Two minutes on Google and the BuildController turned up, among others, this link. Yes indeed, it seems, Lucene does enumerate ALL possible dates. In fact depending on the granularity, it will end up enumerating all possible seconds! Apparently this is not a bug nor even a feature but a "known behaviour".
So now here's the thing that puzzles me. It would appear, from the documentation, that string ranges are also supported allowing us to find say, people where:
name:[Albert TO Betty]
This being the case, does Lucene enumerate ALL possible names? I find that hard to fathom. If it does, then I give up now. If not, then couldn't we just encode the dates as umambiguous, comparable strings? something like:
dateOfBirth:[19700801 TO 20030615]
Look familiar? It should. I just copied and pasted the original example. But if this time around we consider the dates as strings of the form yyyyMMdd instead of attributing any special notion of date, wouldn't that solve the problem? Wouldn't that also easily allow us to perform partial range searches that include say only the year or year and month?

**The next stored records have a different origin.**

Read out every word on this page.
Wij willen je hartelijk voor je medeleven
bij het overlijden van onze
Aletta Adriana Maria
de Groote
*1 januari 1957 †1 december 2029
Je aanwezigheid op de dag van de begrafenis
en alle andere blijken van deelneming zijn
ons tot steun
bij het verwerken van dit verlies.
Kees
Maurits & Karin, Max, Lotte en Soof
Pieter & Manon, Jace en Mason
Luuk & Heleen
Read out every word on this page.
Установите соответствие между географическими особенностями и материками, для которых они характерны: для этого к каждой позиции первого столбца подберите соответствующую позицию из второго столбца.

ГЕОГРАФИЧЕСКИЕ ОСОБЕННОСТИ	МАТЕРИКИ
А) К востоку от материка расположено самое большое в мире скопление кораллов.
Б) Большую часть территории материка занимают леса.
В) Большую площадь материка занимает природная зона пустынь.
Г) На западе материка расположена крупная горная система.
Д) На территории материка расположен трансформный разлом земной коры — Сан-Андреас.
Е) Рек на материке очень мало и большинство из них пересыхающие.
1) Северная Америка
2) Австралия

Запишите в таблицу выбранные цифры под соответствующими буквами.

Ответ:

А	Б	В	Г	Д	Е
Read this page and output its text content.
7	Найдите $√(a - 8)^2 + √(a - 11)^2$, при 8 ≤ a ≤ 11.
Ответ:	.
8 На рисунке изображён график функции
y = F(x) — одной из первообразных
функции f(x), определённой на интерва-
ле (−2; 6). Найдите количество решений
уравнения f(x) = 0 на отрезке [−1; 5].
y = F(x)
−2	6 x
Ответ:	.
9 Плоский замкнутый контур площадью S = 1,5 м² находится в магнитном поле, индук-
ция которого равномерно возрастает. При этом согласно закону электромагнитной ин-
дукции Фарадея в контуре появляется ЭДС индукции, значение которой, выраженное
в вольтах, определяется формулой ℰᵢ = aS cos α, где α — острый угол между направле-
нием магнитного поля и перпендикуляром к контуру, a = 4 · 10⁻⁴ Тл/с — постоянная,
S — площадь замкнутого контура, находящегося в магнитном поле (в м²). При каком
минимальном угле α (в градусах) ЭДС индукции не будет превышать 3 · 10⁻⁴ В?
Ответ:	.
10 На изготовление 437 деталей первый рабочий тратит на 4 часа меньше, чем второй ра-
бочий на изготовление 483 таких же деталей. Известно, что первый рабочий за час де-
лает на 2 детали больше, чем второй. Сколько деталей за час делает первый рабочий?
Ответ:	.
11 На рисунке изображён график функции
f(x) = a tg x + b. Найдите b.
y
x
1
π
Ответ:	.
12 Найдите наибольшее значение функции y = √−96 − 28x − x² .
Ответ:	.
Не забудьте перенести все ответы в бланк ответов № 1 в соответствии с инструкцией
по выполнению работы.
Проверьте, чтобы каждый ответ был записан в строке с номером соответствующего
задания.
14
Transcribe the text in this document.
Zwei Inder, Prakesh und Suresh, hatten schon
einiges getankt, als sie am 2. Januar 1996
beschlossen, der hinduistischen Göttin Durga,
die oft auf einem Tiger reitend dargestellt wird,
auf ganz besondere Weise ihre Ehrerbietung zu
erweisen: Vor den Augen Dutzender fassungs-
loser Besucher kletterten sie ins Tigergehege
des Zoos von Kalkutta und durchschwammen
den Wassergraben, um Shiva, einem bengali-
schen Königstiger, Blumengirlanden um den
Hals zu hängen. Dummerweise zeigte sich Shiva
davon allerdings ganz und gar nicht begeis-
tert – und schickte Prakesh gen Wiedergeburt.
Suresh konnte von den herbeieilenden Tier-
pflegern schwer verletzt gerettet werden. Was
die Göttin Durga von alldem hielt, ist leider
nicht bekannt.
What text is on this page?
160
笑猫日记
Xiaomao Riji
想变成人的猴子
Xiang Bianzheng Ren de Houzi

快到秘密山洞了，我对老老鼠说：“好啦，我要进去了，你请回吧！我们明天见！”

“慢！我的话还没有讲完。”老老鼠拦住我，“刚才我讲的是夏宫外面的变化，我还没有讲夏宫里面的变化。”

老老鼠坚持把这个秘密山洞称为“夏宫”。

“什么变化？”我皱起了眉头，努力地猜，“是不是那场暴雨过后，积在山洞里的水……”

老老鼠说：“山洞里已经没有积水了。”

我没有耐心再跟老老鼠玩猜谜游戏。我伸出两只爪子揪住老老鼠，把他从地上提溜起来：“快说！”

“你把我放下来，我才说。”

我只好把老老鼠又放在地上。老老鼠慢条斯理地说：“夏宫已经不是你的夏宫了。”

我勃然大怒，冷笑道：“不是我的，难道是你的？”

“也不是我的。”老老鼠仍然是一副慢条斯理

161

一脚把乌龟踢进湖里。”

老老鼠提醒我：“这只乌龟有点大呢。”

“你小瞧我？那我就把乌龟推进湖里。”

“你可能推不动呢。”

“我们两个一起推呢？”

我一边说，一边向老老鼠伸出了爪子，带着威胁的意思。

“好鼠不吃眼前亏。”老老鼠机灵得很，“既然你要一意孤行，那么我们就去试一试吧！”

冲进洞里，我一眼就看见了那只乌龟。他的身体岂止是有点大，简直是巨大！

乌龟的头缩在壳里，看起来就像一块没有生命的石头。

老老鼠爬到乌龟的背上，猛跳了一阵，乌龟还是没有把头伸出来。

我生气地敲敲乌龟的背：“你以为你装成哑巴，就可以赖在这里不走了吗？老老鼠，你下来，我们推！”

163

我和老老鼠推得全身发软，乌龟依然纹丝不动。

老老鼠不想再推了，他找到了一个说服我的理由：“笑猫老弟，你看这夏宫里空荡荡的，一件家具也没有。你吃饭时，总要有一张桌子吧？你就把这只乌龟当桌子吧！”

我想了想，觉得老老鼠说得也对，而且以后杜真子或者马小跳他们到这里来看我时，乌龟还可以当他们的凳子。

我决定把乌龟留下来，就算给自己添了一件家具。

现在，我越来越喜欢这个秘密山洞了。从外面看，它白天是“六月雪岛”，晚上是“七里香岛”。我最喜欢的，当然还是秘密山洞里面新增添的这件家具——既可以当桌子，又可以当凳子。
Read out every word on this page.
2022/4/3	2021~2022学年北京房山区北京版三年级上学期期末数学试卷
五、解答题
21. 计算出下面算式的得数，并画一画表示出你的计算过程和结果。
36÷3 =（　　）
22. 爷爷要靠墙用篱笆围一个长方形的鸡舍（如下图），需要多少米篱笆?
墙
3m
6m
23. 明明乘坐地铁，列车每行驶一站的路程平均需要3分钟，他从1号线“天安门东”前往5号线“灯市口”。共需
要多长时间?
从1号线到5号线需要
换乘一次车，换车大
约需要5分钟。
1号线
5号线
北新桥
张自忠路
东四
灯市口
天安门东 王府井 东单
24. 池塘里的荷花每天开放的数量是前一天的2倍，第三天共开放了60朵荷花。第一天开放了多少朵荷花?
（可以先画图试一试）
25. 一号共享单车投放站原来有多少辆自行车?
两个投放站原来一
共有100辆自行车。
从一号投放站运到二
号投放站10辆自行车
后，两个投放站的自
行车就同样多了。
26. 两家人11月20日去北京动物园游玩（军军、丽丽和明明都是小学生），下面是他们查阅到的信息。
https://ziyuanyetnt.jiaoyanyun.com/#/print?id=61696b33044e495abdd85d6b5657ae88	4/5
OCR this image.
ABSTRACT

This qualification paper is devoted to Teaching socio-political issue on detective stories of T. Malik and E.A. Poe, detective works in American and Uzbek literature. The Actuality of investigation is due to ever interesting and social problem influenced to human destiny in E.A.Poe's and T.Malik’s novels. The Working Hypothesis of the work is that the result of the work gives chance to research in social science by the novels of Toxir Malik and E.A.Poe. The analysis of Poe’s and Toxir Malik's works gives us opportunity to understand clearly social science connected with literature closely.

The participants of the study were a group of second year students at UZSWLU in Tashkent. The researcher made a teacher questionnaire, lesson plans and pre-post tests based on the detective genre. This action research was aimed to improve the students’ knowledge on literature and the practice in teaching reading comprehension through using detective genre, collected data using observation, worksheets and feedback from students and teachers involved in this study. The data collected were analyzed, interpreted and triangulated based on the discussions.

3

A Lucene expert I am not but all the links we found suggesting various other "work-arounds" (one of which suggested upping the limit on the number of clauses!) seemed little more than hacks. So, please, please, please tell me I've missed something obvious because the solution really does seem that simple to my feeble bwain.
Comments
Damn, and I thought you found a way to pick up a woman with Java software.
Posted by: bob mcwhirter | November 21, 2004 04:15 PM
Perhaps this article helps:
http://www.onegasoft.com/tools/smartranges/
Posted by: Henk van Voorthuijsen | November 21, 2004 09:36 PM
Henk, I'll have a look. Thanks
Posted by: Simon Harris | November 21, 2004 10:56 PM
We have run into this too before. You can set the maximum number of boolean queries by calling
BooleanQuery.setMaxClauseCount(Integer.MAX_VALUE);
YMMV with this many allowable terms!
Posted by: Uriah | November 22, 2004 12:22 PM
Lucene does indeed enumerate the terms that match a range query. More than 1024 terms added to a BooleanQuery by default will cause this error.
You can increase the number of maximum clauses, but this can greatly increase the amount of memory your query takes up depending on how many fields and documents you have in your index.
I recently released LIMO (the Lucene Index Monitor) 0.5 which has a couple of tools to help you manage your queries. First of all, it expands your queries so you can see how many terms they're matching. Second, it calculates an estimated memory usage for your queries.
You can check it out here: http://sourceforge.net/projects/limo/
Anyway, your best bet is to index date fields as strings containing the lowest amount of granularity you can get away with: YYYY if that'll work, else YYYYMM, else YYYYMMDD. I don't recommend going beyond day granularity if you want to perform range queries. You can also use a Filter instead of a query term. Check the JavaDoc for information on that.
Posted by: Luke Francl | November 22, 2004 02:09 PM
Why use a workaround though? Why not fix the problem?
As Simon says...
surely if Lucene can handle String ranges without having to add every possible value as a comparison clause, then it should then treat dates as Strings. Or is that too obvious?
Posted by: Phil | November 24, 2004 08:53 PM
Phil, it does enumerate strings as well (everything is stored as a string, anyway). You can trip this problem with a query like [a to z].
Posted by: Luke Francl | May 14, 2005 08:19 AM
You can use the DateFilter class to filter the results instead of using a RangeQuery. I haven't tried it myself yet so I don't know how it compares in terms of performance but it looks like it's the way to go.
Posted by: Paul Illingworth | May 27, 2005 07:58 PM